A debate takes place in the House of Lords today recognising 2018 as the 40th anniversary of the birth of the first baby created by in vitro fertilisation (IVF). This was a landmark moment not only in assisted reproduction, but also in the way that public debate around developments in scientific and medical technologies would be conducted.
The birth of Louise Brown in 1978 led, following the Warnock Report of 1984, to the establishment of a regulatory system in the UK that has proved to be robust and effective in not only regulating and facilitating scientific and medical progress, but also encouraging constructive public debate which, in turn, contributes to a high level of public confidence.
Attitudes to IVF and the many related treatment options have changed significantly over the four decades that have now elapsed, and we are likely to see further change in future, and it is a characteristic feature of innovation in science and medicine that societal views and technological developments co-evolve. The debate in the House of Lords prompted me to reflect on some of the important challenges that lie ahead for reproductive medicine:
1. Adapting to changing social attitudes and expectations
The wider availability of fertility treatment services, combined with changing social attitudes to parenting by same-sex couples, single parents, and to people achieving parenthood later in life, have opened up the possibility of a new kind of parenthood for many couples and individuals who in the past would have been obliged to accept the impossibility of creating their own family.
The law has adapted and changed in response to changing attitudes. For example, in 2005 the law shifted away from anonymous donation to give donor-conceived people the right to access information about their donor at the age of 18. The Nuffield Council on Bioethics explored how this was working in practice in our 2013 report on donor conception. We concluded that the state has an ethical responsibility to ensure that appropriate support for donor-conceived people, their families and donors is available at all stages where there is a need.
One particular challenge that lies ahead is in relation to the freezing and storing of eggs for later use in assisted reproduction. This is increasingly used by women who wish to have children later and ‘insure’ against natural fertility loss with age – often called ‘social egg freezing’. Figures out this week show that there were 1,310 egg freezing cycles in 2016 – a 460% increase from 2010. However, where women over the age of 40 are freezing their eggs, the likelihood of a future pregnancy is very slim, raising questions about the ethical responsibilities of IVF clinics. There is also pressure on Parliament to extend the current ten-year storage limit for frozen eggs.
2. Embryo research
Scientific understanding of fertility and disease has been greatly advanced by research using human embryos, regulated in the UK by the HFE Act.
The statutory time limit of 14 days for maintaining human embryos in culture has been brought into question since the publication of research in 2016 that suggested, for the first time, it could be possible to culture embryos for longer than 14 days.
The Nuffield Council on Bioethics held a workshop with a range of people to discuss the ethical issues that would be raised by an extension of the legal time limit, and in August 2017 published a discussion paper setting out different viewpoints. Whilst the case has yet to be made conclusively that there are persuasive reasons to review the time limit, the discussion continues. This is an issue to which Parliament might need to return in the near future.

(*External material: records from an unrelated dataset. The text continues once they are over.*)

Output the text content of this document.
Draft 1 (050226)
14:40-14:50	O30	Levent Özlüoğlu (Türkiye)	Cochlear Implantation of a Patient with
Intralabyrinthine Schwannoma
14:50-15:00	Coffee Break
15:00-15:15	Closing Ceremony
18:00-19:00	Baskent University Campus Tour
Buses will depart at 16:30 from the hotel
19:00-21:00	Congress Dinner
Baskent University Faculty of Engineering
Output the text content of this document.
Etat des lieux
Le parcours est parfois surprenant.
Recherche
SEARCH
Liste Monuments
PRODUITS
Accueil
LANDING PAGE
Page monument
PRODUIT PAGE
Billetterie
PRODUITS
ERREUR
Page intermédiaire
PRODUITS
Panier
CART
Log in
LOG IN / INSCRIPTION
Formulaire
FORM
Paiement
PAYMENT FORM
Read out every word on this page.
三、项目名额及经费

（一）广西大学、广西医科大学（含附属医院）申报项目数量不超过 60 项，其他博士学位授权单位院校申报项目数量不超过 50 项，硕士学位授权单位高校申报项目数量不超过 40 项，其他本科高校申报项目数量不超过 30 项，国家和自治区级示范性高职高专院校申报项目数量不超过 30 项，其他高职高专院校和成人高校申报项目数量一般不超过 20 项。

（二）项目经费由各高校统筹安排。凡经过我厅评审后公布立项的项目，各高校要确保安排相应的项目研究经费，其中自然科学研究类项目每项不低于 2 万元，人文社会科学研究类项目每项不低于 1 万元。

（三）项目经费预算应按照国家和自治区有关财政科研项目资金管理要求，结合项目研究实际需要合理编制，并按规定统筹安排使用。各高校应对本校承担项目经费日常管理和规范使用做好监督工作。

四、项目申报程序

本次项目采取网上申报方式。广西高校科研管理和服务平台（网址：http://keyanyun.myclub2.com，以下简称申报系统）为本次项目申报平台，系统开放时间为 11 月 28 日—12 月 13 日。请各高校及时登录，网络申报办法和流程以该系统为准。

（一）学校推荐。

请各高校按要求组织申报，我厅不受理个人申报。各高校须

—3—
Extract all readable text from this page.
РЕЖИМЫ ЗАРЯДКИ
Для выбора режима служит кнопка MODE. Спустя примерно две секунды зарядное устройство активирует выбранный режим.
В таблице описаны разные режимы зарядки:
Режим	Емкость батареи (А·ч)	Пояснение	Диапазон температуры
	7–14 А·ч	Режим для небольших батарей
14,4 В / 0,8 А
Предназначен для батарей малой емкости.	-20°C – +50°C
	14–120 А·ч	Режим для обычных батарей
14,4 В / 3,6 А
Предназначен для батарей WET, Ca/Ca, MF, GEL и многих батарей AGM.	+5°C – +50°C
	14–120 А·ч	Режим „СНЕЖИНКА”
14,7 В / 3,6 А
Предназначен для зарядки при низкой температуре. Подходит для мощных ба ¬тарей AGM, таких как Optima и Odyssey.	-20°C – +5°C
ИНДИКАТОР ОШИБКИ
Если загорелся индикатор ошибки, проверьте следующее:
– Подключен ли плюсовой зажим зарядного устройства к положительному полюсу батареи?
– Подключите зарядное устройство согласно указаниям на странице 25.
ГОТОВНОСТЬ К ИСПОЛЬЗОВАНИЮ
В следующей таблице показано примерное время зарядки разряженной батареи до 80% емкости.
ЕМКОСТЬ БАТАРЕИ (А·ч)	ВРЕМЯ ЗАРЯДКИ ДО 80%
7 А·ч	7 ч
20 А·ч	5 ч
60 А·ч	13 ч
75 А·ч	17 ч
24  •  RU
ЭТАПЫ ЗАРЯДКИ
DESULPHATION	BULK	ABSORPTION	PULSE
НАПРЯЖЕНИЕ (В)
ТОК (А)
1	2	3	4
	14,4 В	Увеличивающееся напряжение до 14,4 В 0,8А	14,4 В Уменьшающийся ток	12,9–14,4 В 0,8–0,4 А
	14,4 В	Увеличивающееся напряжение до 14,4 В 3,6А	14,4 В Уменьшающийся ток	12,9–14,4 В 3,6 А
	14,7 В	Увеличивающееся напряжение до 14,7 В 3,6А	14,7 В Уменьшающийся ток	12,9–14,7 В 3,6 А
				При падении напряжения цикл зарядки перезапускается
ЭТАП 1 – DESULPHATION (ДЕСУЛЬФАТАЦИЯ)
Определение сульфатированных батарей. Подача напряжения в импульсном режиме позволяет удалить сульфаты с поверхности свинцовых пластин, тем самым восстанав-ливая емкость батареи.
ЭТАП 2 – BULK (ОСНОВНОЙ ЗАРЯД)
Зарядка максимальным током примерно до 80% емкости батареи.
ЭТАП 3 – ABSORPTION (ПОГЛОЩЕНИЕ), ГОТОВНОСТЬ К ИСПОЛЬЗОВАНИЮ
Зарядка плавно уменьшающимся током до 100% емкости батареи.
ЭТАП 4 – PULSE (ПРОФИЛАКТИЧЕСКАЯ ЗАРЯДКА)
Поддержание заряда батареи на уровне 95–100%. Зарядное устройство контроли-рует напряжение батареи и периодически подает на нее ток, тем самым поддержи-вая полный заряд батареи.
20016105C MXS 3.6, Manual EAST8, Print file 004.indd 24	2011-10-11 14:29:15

Increasing scientific understanding of genomics, and increasing access to our own personal genetic information, brings new reproductive decisions and responsibilities for parents and for medical professionals.
Heritable genome editing interventions could become an option that prospective parents might wish to consider alongside IVF, to influence particular characteristics in their future children. Such interventions involve making an edit(s) to the DNA of an embryo before it is transferred to the womb, or to the DNA of a sperm or egg cell (or its precursor) before fertilisation. Initially, this might involve preventing the inheritance of a specific genetic disorder, although a change in the law would be required to permit this. If the technology develops further, there would be the potential for it to be offered for a wider range of goals.
The Nuffield Council on Bioethics’ recent report on genome editing proposes two overarching principles to guide any possible future use of heritable genome editing interventions, in order for them to be ethically acceptable. We suggest interventions must be intended to secure, and be consistent with, the welfare of the future person, and they should not increase disadvantage, discrimination or division in society. Clearly, further discussion on exactly what this would mean in specific situations is needed. The science is moving rapidly, and the time to engage in the public debate is now.
These challenges focus on the scientific and social developments that are happening now, or those we know are on the horizon. New issues and treatments in the field of reproductive medicine will undoubtedly present themselves in future. We will be doing what we can to encourage and contribute to inclusive public discourse and ethical debate to ensure science and medicine progresses in a way that reflects, or is at least consistent with, public values.
 Deglincerti A, Croft GF, Pietila LN et al. (2016) Self-organization of the in vitro attached human embryo Nature 533(7602): 251-5; and Shahbazi MN, Jedrusik A, Vuoristo Set al. (2016) Self-organization of the human embryo in the absence of maternal tissues Nature Cell Biology 18(6): 700-8.